あっさりと指は手から切り離された。ハリーは痛みに泣きながら母を呼んでいる。
「死なせる訳にはいかんからな。指の一本、二本で生きてられるんなら儲けもんやと思ってくれ」
流れるような手つきで消毒と止血をし、アイゼンは鞄から注射器と小瓶を取り出す。
「モルヒネや。ちょっと横になっとき」
ラゼルと二人で詰襟を脱がせて右腕を露出させる。そして、小瓶から手にした注射器に吸われた薬剤がハリーの太い腕に注入される。
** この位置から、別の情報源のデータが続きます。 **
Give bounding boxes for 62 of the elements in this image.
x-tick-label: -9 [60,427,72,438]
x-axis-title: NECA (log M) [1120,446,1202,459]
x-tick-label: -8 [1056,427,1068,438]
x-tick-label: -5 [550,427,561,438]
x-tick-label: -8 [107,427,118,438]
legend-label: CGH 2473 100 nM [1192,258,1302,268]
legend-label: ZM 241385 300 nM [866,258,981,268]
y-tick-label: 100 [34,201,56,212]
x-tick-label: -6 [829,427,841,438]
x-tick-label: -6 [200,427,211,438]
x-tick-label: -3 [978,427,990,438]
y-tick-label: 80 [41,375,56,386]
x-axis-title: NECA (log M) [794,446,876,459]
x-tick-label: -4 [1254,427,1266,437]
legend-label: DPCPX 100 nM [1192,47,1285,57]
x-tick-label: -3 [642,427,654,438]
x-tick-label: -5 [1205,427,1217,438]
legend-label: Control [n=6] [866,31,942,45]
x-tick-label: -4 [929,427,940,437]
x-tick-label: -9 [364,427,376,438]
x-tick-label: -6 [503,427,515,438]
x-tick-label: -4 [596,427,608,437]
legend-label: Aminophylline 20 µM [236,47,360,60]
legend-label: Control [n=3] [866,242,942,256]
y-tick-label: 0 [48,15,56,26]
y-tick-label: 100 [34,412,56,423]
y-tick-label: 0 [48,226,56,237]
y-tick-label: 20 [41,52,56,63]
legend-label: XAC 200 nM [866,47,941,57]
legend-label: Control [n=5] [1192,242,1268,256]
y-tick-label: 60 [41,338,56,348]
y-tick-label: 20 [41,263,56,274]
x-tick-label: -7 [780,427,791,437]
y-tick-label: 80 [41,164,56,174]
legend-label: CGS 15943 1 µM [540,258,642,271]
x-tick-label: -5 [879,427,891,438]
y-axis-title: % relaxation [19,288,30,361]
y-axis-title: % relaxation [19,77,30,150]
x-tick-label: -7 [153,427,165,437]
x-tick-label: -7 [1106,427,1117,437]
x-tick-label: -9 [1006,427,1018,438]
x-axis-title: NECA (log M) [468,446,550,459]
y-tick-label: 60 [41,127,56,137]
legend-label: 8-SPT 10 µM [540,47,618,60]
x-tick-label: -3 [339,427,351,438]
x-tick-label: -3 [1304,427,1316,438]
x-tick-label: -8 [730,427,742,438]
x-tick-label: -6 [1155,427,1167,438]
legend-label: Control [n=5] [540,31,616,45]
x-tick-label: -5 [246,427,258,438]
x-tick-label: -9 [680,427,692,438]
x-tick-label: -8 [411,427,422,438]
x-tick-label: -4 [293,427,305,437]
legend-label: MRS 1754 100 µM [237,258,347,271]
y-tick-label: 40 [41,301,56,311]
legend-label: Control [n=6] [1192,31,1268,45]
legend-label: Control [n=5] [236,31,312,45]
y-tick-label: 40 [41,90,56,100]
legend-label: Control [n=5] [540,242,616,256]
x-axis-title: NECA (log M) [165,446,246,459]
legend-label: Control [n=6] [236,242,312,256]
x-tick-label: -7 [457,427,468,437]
「狼たちがこれ以上来る様子は無い。匂いもしない。多分もう大丈夫だと思います」
辺りを嗅いだフィードは報告する。火薬と血の臭い以外に気配は無い。今の狼で最後だったらしい。
「先に中入っといてくれ。俺らは入り口を守りながらハリーの様子を見とく」
アイゼンはしゃがみ込み、ハリーの脈や瞳孔を確認している。もし彼が感染していれば、『眠らせてやる』必要がある。
ラゼルがランタンとマッチを手渡してくる。
「お前の鼻の良さなら行けるだろう。頼む」
「分かりました。行くぞ、アイラ!」
暗い穴へ、フィードは走る。そして相棒の容態に後ろ髪を引かれながら、アイラもその後に続いた。